Em comunicado, o Ministério da Saúde e Segurança Social informou que foram analisadas 231 amostras, referentes a três dias, e que 16 deram resultado positivo, todos na cidade da Praia, o foco da epidemia no país.

Com estes 16 novos casos, Cabo Verde passa a registar 406 acumulados de COVID-19, desde 19 de março, distribuídos pelas ilhas de Santiago (347), Boa Vista (56) e São Vicente (03).

Desde terça-feira que não eram feitos testes às amostras recolhidas pelas autoridades de saúde, devido a um problema com reagentes no Laboratório de Virologia do país.

Do total, registaram-se quatro óbitos, dois doentes transferidos para os seus países e 155 doentes recuperados, fazendo com que o país tenha neste momento 245 casos ativos.

O Ministério da Saúde avançou que “os doentes com infeção ativa continuam em isolamento e com evolução favorável, com exceção de um doente está em estado grave”.

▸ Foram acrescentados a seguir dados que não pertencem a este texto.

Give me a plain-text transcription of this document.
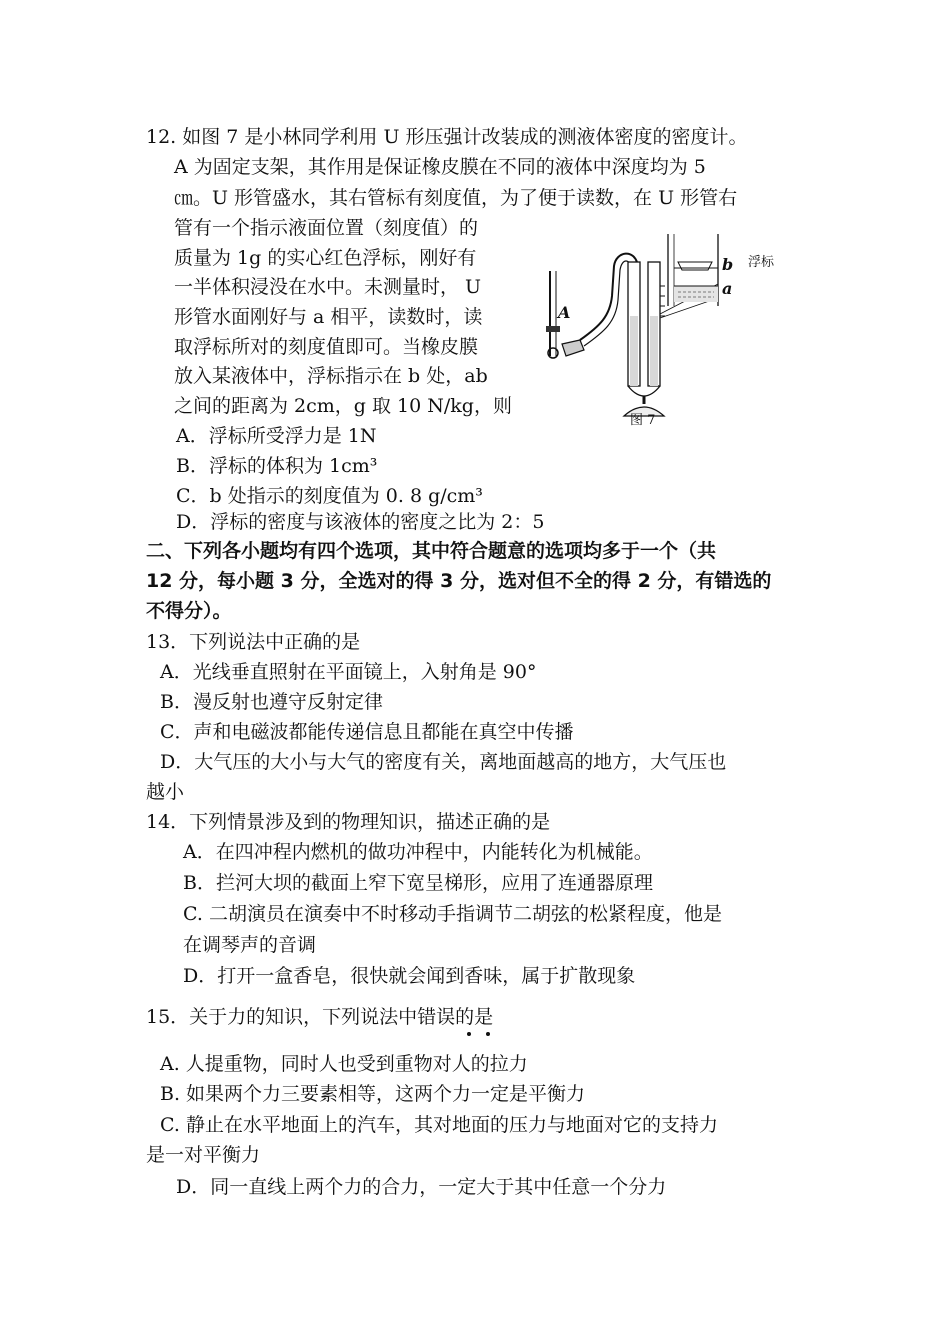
12. 如图 7 是小林同学利用 U 形压强计改装成的测液体密度的密度计。
A 为固定支架，其作用是保证橡皮膜在不同的液体中深度均为 5
㎝。U 形管盛水，其右管标有刻度值，为了便于读数，在 U 形管右
管有一个指示液面位置（刻度值）的
质量为 1g 的实心红色浮标，刚好有
一半体积浸没在水中。未测量时， U
形管水面刚好与 a 相平，读数时，读
取浮标所对的刻度值即可。当橡皮膜
放入某液体中，浮标指示在 b 处，ab
之间的距离为 2cm，g 取 10 N/kg，则
A．浮标所受浮力是 1N
B．浮标的体积为 1cm³
C．b 处指示的刻度值为 0. 8 g/cm³
D．浮标的密度与该液体的密度之比为 2：5
A
b
a
浮标
图 7
二、下列各小题均有四个选项，其中符合题意的选项均多于一个（共
12 分，每小题 3 分，全选对的得 3 分，选对但不全的得 2 分，有错选的
不得分）。
13．下列说法中正确的是
A．光线垂直照射在平面镜上，入射角是 90°
B．漫反射也遵守反射定律
C．声和电磁波都能传递信息且都能在真空中传播
D．大气压的大小与大气的密度有关，离地面越高的地方，大气压也
越小
14．下列情景涉及到的物理知识，描述正确的是
A．在四冲程内燃机的做功冲程中，内能转化为机械能。
B．拦河大坝的截面上窄下宽呈梯形，应用了连通器原理
C. 二胡演员在演奏中不时移动手指调节二胡弦的松紧程度，他是
在调琴声的音调
D．打开一盒香皂，很快就会闻到香味，属于扩散现象
15．关于力的知识，下列说法中错误的是
A. 人提重物，同时人也受到重物对人的拉力
B. 如果两个力三要素相等，这两个力一定是平衡力
C. 静止在水平地面上的汽车，其对地面的压力与地面对它的支持力
是一对平衡力
D．同一直线上两个力的合力，一定大于其中任意一个分力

Na mesma nota, o Governo reforçou o apelo para as pessoas ficarem em casa e tomarem os devidos cuidados, no dia em que a ilha de Santiago vai deixar de estar em estado de emergência e foi anunciado um plano de desconfinamento para todo o país.

A nível global, segundo um balanço da agência de notícias AFP, a pandemia de COVID-19 já provocou mais de 360 mil mortos e infetou mais de 5,8 milhões de pessoas em 196 países e territórios.

Mais de 2,3 milhões de doentes foram considerados curados.

Entre os países africanos que têm o português como língua oficial, a Guiné-Bissau lidera em número de infeções (1.256 casos e oito mortos), seguindo-se a Guiné Equatorial (1.043 casos e 12 mortos), Cabo Verde (406 casos e quatro mortes), São Tomé e Príncipe (458 casos e 12 mortos), Moçambique (234 casos e dois mortos) e Angola (77 infetados e quatro mortos).

A doença é transmitida por um novo coronavírus detetado no final de dezembro, em Wuhan, uma cidade do centro da China.